McKibben and his crew at the tour's Seattle stop last night. Photo by Paul Anderson, courtesy 350.org


If there’s any good to come out of Hurricane Sandy, it could be that the storm provided a platform for several big-name politicians—Andrew Cuomo, Michael Bloomberg, and as of Tuesday night President Obama—to finally connect the dots between extreme weather and climate change. But although the polls show extreme weather to be a top motivator for getting folks interested in climate change, the challenge for activists is always how to convert short-term interest in a particular disaster into long-term awareness.

This week environmental activist and author Bill McKibben has set out to do just that, with a wide-ranging bus tour that seeks to use Sandy as fresh ammunition in an ongoing fusillade against Big Oil, principally by urging individuals, universities, and governments to divest from fossil fuel companies.

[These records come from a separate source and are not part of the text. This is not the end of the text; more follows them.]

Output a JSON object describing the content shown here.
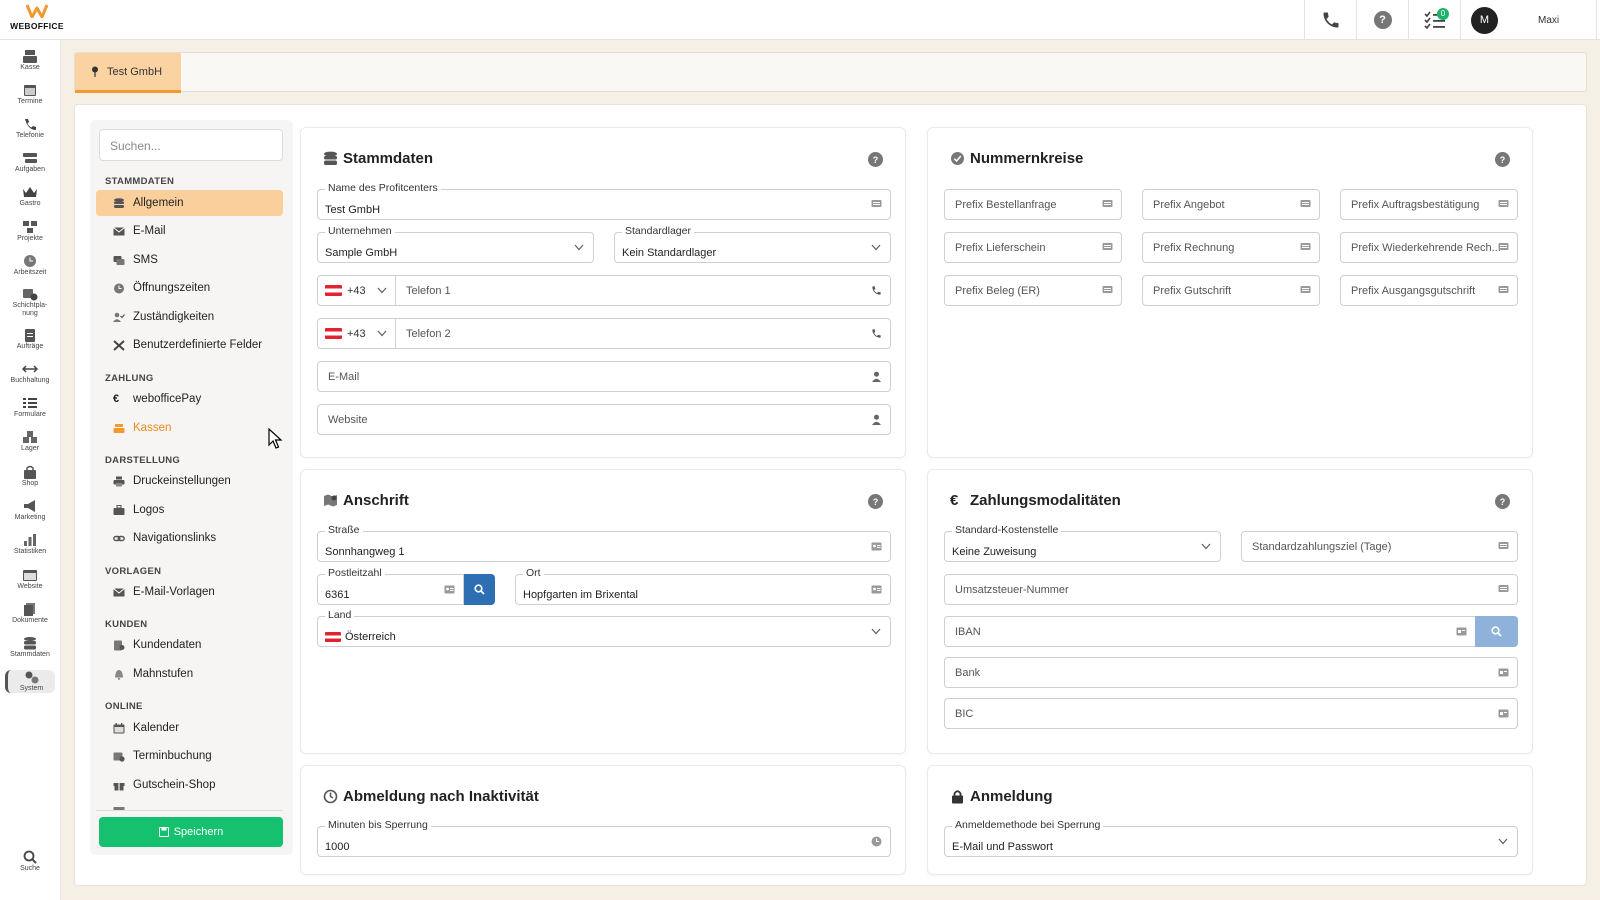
{
  "app": {
    "logo_text": "WEBOFFICE",
    "user_initial": "M",
    "user_name": "Maxi",
    "tasks_badge": "0"
  },
  "rail": [
    {
      "label": "Kasse",
      "icon": "cash-register-icon"
    },
    {
      "label": "Termine",
      "icon": "calendar-icon"
    },
    {
      "label": "Telefonie",
      "icon": "phone-icon"
    },
    {
      "label": "Aufgaben",
      "icon": "tasks-icon"
    },
    {
      "label": "Gastro",
      "icon": "crown-icon"
    },
    {
      "label": "Projekte",
      "icon": "projects-icon"
    },
    {
      "label": "Arbeitszeit",
      "icon": "clock-icon"
    },
    {
      "label": "Schichtpla-\nnung",
      "icon": "shift-icon"
    },
    {
      "label": "Aufträge",
      "icon": "orders-icon"
    },
    {
      "label": "Buchhaltung",
      "icon": "arrows-icon"
    },
    {
      "label": "Formulare",
      "icon": "list-icon"
    },
    {
      "label": "Lager",
      "icon": "boxes-icon"
    },
    {
      "label": "Shop",
      "icon": "bag-icon"
    },
    {
      "label": "Marketing",
      "icon": "megaphone-icon"
    },
    {
      "label": "Statistiken",
      "icon": "chart-icon"
    },
    {
      "label": "Website",
      "icon": "browser-icon"
    },
    {
      "label": "Dokumente",
      "icon": "documents-icon"
    },
    {
      "label": "Stammdaten",
      "icon": "database-icon"
    },
    {
      "label": "System",
      "icon": "gears-icon"
    }
  ],
  "rail_search_label": "Suche",
  "tab": {
    "label": "Test GmbH"
  },
  "nav": {
    "search_placeholder": "Suchen...",
    "sections": {
      "stammdaten": "STAMMDATEN",
      "zahlung": "ZAHLUNG",
      "darstellung": "DARSTELLUNG",
      "vorlagen": "VORLAGEN",
      "kunden": "KUNDEN",
      "online": "ONLINE"
    },
    "items": {
      "allgemein": "Allgemein",
      "email": "E-Mail",
      "sms": "SMS",
      "oeffnungszeiten": "Öffnungszeiten",
      "zustaendigkeiten": "Zuständigkeiten",
      "benutzerfelder": "Benutzerdefinierte Felder",
      "weboffice_pay": "webofficePay",
      "kassen": "Kassen",
      "druck": "Druckeinstellungen",
      "logos": "Logos",
      "navlinks": "Navigationslinks",
      "email_vorlagen": "E-Mail-Vorlagen",
      "kundendaten": "Kundendaten",
      "mahnstufen": "Mahnstufen",
      "kalender": "Kalender",
      "terminbuchung": "Terminbuchung",
      "gutschein_shop": "Gutschein-Shop"
    },
    "save_label": "Speichern"
  },
  "stammdaten": {
    "title": "Stammdaten",
    "profitcenter_label": "Name des Profitcenters",
    "profitcenter_value": "Test GmbH",
    "unternehmen_label": "Unternehmen",
    "unternehmen_value": "Sample GmbH",
    "lager_label": "Standardlager",
    "lager_value": "Kein Standardlager",
    "phone1_cc": "+43",
    "phone1_placeholder": "Telefon 1",
    "phone2_cc": "+43",
    "phone2_placeholder": "Telefon 2",
    "email_placeholder": "E-Mail",
    "website_placeholder": "Website"
  },
  "nummernkreise": {
    "title": "Nummernkreise",
    "fields": [
      "Prefix Bestellanfrage",
      "Prefix Angebot",
      "Prefix Auftragsbestätigung",
      "Prefix Lieferschein",
      "Prefix Rechnung",
      "Prefix Wiederkehrende Rech...",
      "Prefix Beleg (ER)",
      "Prefix Gutschrift",
      "Prefix Ausgangsgutschrift"
    ]
  },
  "anschrift": {
    "title": "Anschrift",
    "strasse_label": "Straße",
    "strasse_value": "Sonnhangweg 1",
    "plz_label": "Postleitzahl",
    "plz_value": "6361",
    "ort_label": "Ort",
    "ort_value": "Hopfgarten im Brixental",
    "land_label": "Land",
    "land_value": "Österreich"
  },
  "zahlungsmodalitaeten": {
    "title": "Zahlungsmodalitäten",
    "kostenstelle_label": "Standard-Kostenstelle",
    "kostenstelle_value": "Keine Zuweisung",
    "zahlungsziel_placeholder": "Standardzahlungsziel (Tage)",
    "ust_placeholder": "Umsatzsteuer-Nummer",
    "iban_placeholder": "IBAN",
    "bank_placeholder": "Bank",
    "bic_placeholder": "BIC"
  },
  "abmeldung": {
    "title": "Abmeldung nach Inaktivität",
    "minuten_label": "Minuten bis Sperrung",
    "minuten_value": "1000"
  },
  "anmeldung": {
    "title": "Anmeldung",
    "methode_label": "Anmeldemethode bei Sperrung",
    "methode_value": "E-Mail und Passwort"
  },
  "colors": {
    "accent": "#f29a2e",
    "tab_bg": "#fbd3a3",
    "save": "#15c06f",
    "search_btn": "#2d6fb2"
  }
}
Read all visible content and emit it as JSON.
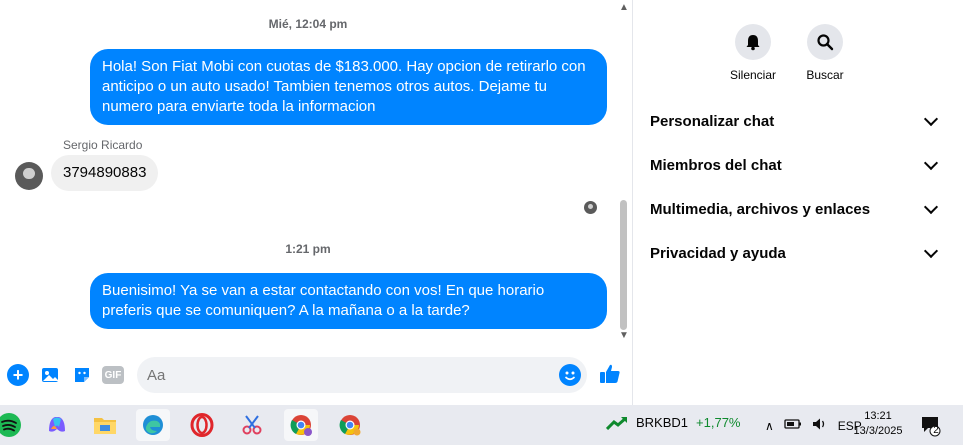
{
  "chat": {
    "timestamp1": "Mié, 12:04 pm",
    "message_out1": "Hola! Son Fiat Mobi con cuotas de $183.000. Hay opcion de retirarlo con anticipo o un auto usado! Tambien tenemos otros autos. Dejame tu numero para enviarte toda la informacion",
    "sender_name": "Sergio Ricardo",
    "message_in1": "3794890883",
    "timestamp2": "1:21 pm",
    "message_out2": "Buenisimo! Ya se van a estar contactando con vos! En que horario preferis que se comuniquen? A la mañana o a la tarde?"
  },
  "composer": {
    "placeholder": "Aa",
    "gif_label": "GIF"
  },
  "panel": {
    "mute_label": "Silenciar",
    "search_label": "Buscar",
    "sections": [
      "Personalizar chat",
      "Miembros del chat",
      "Multimedia, archivos y enlaces",
      "Privacidad y ayuda"
    ]
  },
  "taskbar": {
    "ticker_symbol": "BRKBD1",
    "ticker_change": "+1,77%",
    "language": "ESP",
    "time": "13:21",
    "date": "13/3/2025",
    "notification_count": "2"
  },
  "colors": {
    "messenger_blue": "#0084ff",
    "incoming_bubble": "#f0f0f0",
    "ticker_green": "#0f8a2e"
  }
}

“I’m as hopeful as I’ve felt in 25 years of working on climate change,” McKibben said Thursday morning from his narrow bunk on the bus, barreling down the open road somewhere south of Tacoma, Wash., en route to a biofuel re-fueling station. He and seven organizers will live on the bus for the next month as it wends its way from the Bay Area to New York and back to Salt Lake City. “At least it feels now like we’re fighting back, and we’ve found the right people to fight back against.”

The tour has been in the works for some time, and was crafted as a vehicle for the statistics-based “Do The Math” campaign that has been McKibben’s primary shtick since his July article in Rolling Stone. Among the chief numbers:

  • 2°C: the amount of warming the world can safely handle—already, humans have raised the earth’s temperature by 0.8°C.
  • 565 gigatons: the amount of carbon dioxide we can put in the atmosphere before we reach that level of warming—which, at our current rate could happen in just the next 16 years.
  • 2,795 gigatons: the amount of carbon we’d release if we burned all the world’s fossil fuel reserves, worth some $27 trillion.

The tour will also be a chance for green-minded policy wonks to start putting their heads together for the big challenges of a second Obama presidency, starting with what promises to be a heated re-launching of the fight against the Keystone XL pipeline, which the president will likely make a final call on in the coming months.

For now, McKibben wants to get as much mileage as possible out of Hurricane Sandy, which showed “there’s no way to escape climate change,” he said. “The most powerful island on earth was overwhelmed, and everyone knew it.”